For A Democracy Dogged Journalism Is A Blessing, Not A Curse

Ed2

Edward Snowden

[This Democracy]

Let’s start with the obvious: A democracy needs intelligence agencies. It needs to know what’s happening in the world — and understand the plans of allies and enemies — to keep the nation prepared and secure.

If intelligence work is going to be effective, much of it has to be done in secret. “National security” is not merely an excuse for keeping intelligence activity under wraps: often, the only way to protect our collective well-being is to pursue many national security activities, including intelligence-gathering, in the dark.

But that’s if they’re legitimately in the national interest. All too often, governments use secrecy to protect themselves politically or to shroud activities that, seen in the cold light of day, their citizens would reject. This is why secrecy in government can be dangerous, and should be subject to the checks and balances of our constitutional system.

However legitimate secrecy may be, though, there is a limit to how much a democracy can stand. As ordinary citizens, we need information about what our government is up to in order to make informed and discriminating choices about politicians and policies. Journalists and their media outlets are indispensable conveyors of this information. The work of the journalist, who often presses for a more open, accountable government, creates tensions with a government set upon guarding state secrets. But it’s a healthy, much-needed tension.

Which brings us to Edward Snowden’s revelations to the press about the National Security Agency and its vast efforts to monitor communications. Around Washington, Snowden is routinely excoriated, and he’s none too popular in the country at large, either. But whether he’s a hero or a criminal in your book, there’s no question that because of him, we know far more about the surveillance our government has been carrying out. The expansion of government power that the leaks reveal is without precedent in the modern era. Technology, along with the surveillance and monitoring it enables, has clearly outrun the policies to deal with it.

Although many commentators have raised questions about Snowden’s leaks, the journalists who have dug into the NSA files he provided are doing the job that democracy depends on them to do: getting information that details government actions and prompting a badly needed debate. It’s one of the most important ways to hold government accountable for the use of its power.

Our ability to judge whether it acted appropriately or abusively and to act as responsible citizens is buttressed by journalists who are skilled at finding and keeping confidential sources, who know how to dig through copious records or amounts of data, who have learned how to build a story from a tip or a leak, and who are accurate, honest, rigorous and fair-minded.

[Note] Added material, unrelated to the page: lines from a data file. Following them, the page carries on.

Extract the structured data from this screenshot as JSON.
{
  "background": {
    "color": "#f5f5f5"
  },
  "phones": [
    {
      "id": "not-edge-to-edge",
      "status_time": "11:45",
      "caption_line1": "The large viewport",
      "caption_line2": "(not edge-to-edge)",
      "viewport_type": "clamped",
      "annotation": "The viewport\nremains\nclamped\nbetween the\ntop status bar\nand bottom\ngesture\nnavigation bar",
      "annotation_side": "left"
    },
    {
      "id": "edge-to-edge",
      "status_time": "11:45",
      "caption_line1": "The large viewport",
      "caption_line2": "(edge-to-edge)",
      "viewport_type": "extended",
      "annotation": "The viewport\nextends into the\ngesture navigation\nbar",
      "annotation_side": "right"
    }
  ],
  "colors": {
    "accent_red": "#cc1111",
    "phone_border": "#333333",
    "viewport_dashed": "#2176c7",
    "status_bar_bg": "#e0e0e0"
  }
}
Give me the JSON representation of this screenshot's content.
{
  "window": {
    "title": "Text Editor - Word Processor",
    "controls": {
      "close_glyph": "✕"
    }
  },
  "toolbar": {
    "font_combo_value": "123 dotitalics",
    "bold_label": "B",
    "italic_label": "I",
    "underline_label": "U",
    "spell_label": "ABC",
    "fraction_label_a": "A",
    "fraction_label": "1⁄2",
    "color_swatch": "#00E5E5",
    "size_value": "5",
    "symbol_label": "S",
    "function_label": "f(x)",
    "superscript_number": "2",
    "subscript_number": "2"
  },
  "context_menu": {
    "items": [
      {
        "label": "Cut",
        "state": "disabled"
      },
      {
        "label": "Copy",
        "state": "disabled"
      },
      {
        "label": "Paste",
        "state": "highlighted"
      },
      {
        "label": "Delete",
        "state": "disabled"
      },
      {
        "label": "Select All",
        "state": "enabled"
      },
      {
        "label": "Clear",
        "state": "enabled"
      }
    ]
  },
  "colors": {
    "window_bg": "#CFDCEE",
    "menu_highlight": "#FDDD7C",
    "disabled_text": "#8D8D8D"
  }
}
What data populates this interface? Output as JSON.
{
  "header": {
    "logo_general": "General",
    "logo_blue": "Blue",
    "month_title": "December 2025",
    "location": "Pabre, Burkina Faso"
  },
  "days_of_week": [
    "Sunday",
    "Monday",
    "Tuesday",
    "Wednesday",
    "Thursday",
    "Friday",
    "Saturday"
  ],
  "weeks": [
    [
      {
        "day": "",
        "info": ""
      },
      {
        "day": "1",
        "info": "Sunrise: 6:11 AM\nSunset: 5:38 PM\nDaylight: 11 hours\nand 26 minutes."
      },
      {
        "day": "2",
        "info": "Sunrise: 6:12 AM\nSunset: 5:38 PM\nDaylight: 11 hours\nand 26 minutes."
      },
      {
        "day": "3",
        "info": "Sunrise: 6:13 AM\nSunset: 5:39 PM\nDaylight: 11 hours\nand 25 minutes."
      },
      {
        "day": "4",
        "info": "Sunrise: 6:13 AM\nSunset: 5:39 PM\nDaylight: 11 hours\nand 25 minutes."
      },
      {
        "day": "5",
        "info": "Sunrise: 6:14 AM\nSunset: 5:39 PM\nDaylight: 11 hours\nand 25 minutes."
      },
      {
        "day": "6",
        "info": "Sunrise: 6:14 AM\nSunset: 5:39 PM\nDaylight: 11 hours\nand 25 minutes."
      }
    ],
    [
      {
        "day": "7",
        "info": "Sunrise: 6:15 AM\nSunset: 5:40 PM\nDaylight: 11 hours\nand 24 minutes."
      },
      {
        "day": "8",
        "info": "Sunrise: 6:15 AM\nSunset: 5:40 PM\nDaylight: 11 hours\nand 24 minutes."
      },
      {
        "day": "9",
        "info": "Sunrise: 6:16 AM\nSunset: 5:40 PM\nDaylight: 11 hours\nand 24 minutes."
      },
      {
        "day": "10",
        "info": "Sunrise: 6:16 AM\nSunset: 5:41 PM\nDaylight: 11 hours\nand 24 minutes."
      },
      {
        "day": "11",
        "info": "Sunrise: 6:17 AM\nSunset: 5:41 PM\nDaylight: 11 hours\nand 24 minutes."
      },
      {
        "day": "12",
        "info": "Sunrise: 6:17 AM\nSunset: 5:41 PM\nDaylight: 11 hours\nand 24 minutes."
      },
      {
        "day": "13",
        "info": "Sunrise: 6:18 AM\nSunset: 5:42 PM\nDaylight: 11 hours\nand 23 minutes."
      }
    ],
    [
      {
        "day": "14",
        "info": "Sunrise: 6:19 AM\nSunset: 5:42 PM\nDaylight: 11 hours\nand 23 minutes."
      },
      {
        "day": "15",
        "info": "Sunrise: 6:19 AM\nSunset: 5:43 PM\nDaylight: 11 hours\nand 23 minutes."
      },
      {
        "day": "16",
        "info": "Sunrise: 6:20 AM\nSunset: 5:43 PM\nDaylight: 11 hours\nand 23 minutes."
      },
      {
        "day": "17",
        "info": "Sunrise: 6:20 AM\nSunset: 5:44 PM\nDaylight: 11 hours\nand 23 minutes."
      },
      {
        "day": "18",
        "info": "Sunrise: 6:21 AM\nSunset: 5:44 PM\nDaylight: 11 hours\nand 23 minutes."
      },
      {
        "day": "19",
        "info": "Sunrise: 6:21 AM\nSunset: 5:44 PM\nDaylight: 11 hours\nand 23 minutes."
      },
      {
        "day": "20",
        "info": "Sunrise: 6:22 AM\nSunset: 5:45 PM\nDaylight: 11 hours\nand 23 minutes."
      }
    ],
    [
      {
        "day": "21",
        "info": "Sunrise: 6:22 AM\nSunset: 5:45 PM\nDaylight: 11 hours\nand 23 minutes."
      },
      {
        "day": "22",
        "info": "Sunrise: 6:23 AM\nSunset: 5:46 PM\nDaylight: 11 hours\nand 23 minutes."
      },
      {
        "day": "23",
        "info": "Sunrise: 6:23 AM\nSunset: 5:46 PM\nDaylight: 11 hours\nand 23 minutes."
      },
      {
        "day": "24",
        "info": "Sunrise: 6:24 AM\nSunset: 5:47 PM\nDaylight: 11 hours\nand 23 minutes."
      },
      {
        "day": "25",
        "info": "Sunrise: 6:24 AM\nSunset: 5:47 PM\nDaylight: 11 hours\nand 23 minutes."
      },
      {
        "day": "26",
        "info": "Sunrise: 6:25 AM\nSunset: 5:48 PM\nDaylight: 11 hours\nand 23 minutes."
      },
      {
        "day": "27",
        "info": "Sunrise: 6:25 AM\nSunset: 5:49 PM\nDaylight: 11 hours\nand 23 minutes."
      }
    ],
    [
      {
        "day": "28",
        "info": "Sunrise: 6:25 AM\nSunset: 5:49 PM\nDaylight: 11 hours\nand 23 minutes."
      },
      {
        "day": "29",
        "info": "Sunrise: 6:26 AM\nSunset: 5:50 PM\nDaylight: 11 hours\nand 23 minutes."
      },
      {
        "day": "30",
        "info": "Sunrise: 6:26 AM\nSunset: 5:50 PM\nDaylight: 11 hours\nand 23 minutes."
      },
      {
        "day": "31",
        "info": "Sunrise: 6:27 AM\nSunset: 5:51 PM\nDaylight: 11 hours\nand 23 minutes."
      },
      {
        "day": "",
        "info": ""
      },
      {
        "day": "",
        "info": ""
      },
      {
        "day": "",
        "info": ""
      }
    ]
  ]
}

Now, I don’t want to whitewash what’s happening in the media right now. There are plenty of worrisome trends. As a whole, media outlets are less interested than they used to be in accuracy, objectivity, and solid coverage, and more interested in advocacy, persuasion, and entertainment. Even at the largest papers, cutbacks have reined in their ability to cover the world and to launch expensive investigative work.

The recent rise of alternatives — such as the non-profit ProPublica and the investigative reporting venture just announced by eBay founder Pierre Omidyar — may go some distance toward recovering what’s been lost, but they’re also an acknowledgement that we have lost ground.

And we’ve done so precisely at a time when we face a real challenge in constraining the reach of government into our lives. Its powers of monitoring and surveillance are astonishing and are being used aggressively. It is classifying secret information wholesale, it is vigorously seeking to prosecute leaks, and it is trying to intimidate journalists: all of these are signs of a national security state that is determined to bulk up.

Congress is only now beginning to stir; until recently it has been a passive and willing participant in secrecy. At a moment like this, we have to depend more than ever on the curiosity, skill and determination of good reporters to spur the kind of debate we should be having as our society tries to strike the right balance between security and freedom.

 

Lee Hamilton is Director of the Center on Congress at Indiana University. He was a member of the U.S. House of Representatives for 34 years.